Property developer has lofty ambitions
Property developer Highcross is seeking buildings from across the north of England to buy with the remaining £100m from its third fund.
The firm, which bought the Deva Centre office complex in Manchester last July in a £10.4m deal, has said that it is looking for buildings “with an asset management angle like a big void or an imminent lease expiry” where it can refocus the offer before bringing it back to market.
Senior asset manager Alex Hyams said: “We’re not after dry investments with 25 years to run on their lease at top rents.”
By way of example, the firm bought an empty office building, Saviour House, within York’s city walls for £2.85m in November 2010. It has since completed an overhaul of the 24,904 sq ft building, re-let the space to Great Rail Journeys, Mott McDonald and law firm Harrison Goddard Foote before putting it back up for sale for £4.15m.
“That was quite a quick turnaround,” said Hyams, who is based at the firm’s Manchester office at a Bizspace development at Empress Mill in Old Trafford.
“We generally have a three-to-five year holding plan, but in that case we achieved what we needed to so put it back on the market.”
Other recent turnarounds have included Crewe213 – a 213,000 sq ft unit at the Crewe Gates Industrial Estate on a 9.4-acre site.

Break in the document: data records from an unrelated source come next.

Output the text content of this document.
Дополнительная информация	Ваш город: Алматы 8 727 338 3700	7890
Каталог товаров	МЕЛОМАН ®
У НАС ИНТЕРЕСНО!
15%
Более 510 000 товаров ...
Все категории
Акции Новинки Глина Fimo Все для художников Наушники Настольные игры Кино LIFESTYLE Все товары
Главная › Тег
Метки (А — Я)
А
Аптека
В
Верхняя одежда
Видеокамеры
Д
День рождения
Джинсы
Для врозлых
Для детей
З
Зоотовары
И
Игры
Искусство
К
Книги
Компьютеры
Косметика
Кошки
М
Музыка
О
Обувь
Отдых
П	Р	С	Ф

The unit was bought in October 2010, refurbished, re-let to Warehouse One Distribution on a ten-year lease at an annual rent of £693,196 (£3.50 per sq ft) and has been placed back on the market with a price tag of £6.65m.

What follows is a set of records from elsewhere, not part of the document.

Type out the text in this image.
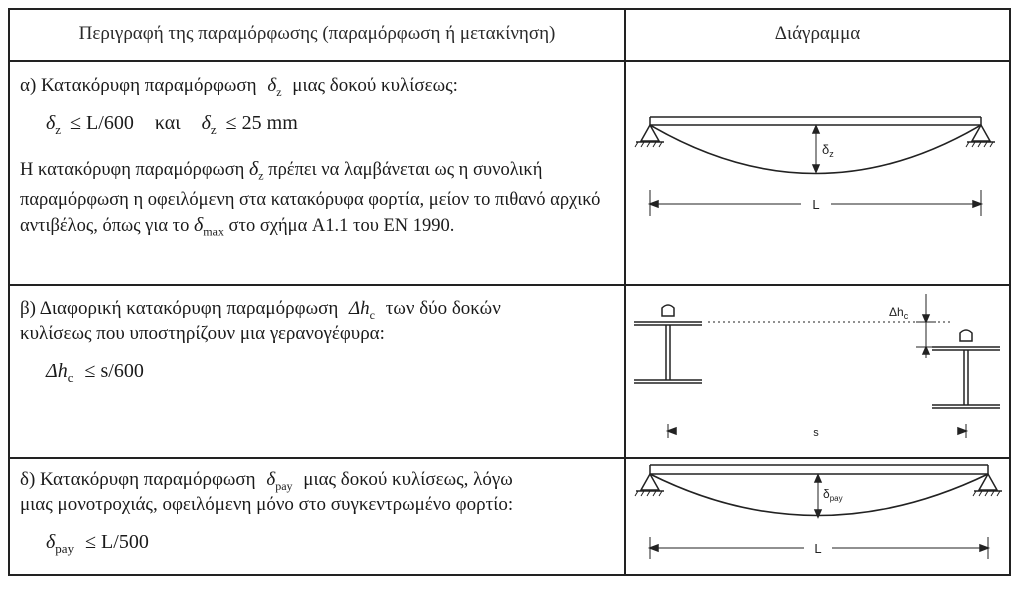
Περιγραφή της παραμόρφωσης (παραμόρφωση ή μετακίνηση)	Διάγραμμα
α) Κατακόρυφη παραμόρφωση $\delta_z$ μιας δοκού κυλίσεως:
$\delta_z \le L/600$ και $\delta_z \le 25$ mm
Η κατακόρυφη παραμόρφωση $\delta_z$ πρέπει να λαμβάνεται ως η συνολική παραμόρφωση η οφειλόμενη στα κατακόρυφα φορτία, μείον το πιθανό αρχικό αντιβέλος, όπως για το $\delta_{max}$ στο σχήμα A1.1 του EN 1990.
$\delta_z$
L
β) Διαφορική κατακόρυφη παραμόρφωση $\Delta h_c$ των δύο δοκών
κυλίσεως που υποστηρίζουν μια γερανογέφυρα:
$\Delta h_c \le s/600$
$\Delta h_c$
s
δ) Κατακόρυφη παραμόρφωση $\delta_{pay}$ μιας δοκού κυλίσεως, λόγω
μιας μονοτροχιάς, οφειλόμενη μόνο στο συγκεντρωμένο φορτίο:
$\delta_{pay} \le L/500$
$\delta_{pay}$
L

In Bromborough, it bought the 126,689 sq ft Thermal Ceramics production unit at Wirral International Business Park and renegotiated a previously-agreed break clause before putting the unit back out to market with an asking price of £3.05m.
Hyams said the firm had recently invested £500,000 in the Deva Centre on the Salford/Manchester city centre border, which it has now rebranded as Deva City Office Park.
The complex, which is on the site of the former Threlfalls brewery, offers car parking with direct access to Trinity Wat and the city’s inner ring road off but also improving links to the city centre through Bruntwood’s Riverside complex and the Irwell River Park project.
“Work is ongoing with Network Rail to install improved lighting within the railway arches via its pedestrian entrance off Chapel St.
“It’s sensibly-priced and it gives occupiers their own front door. As a product it’s quite distinctive in the city.”
The quoting rent is £15 per sq ft.
Highcross was founded in 1982 by Sir Peter Michael, who invented the split-screen technology now used on rolling news channels worldwide.
The company, which is based at Newbury in Berkshire, was initially used for his own property investments but has subsequently completed three fundraisings bringing in £1.5bn.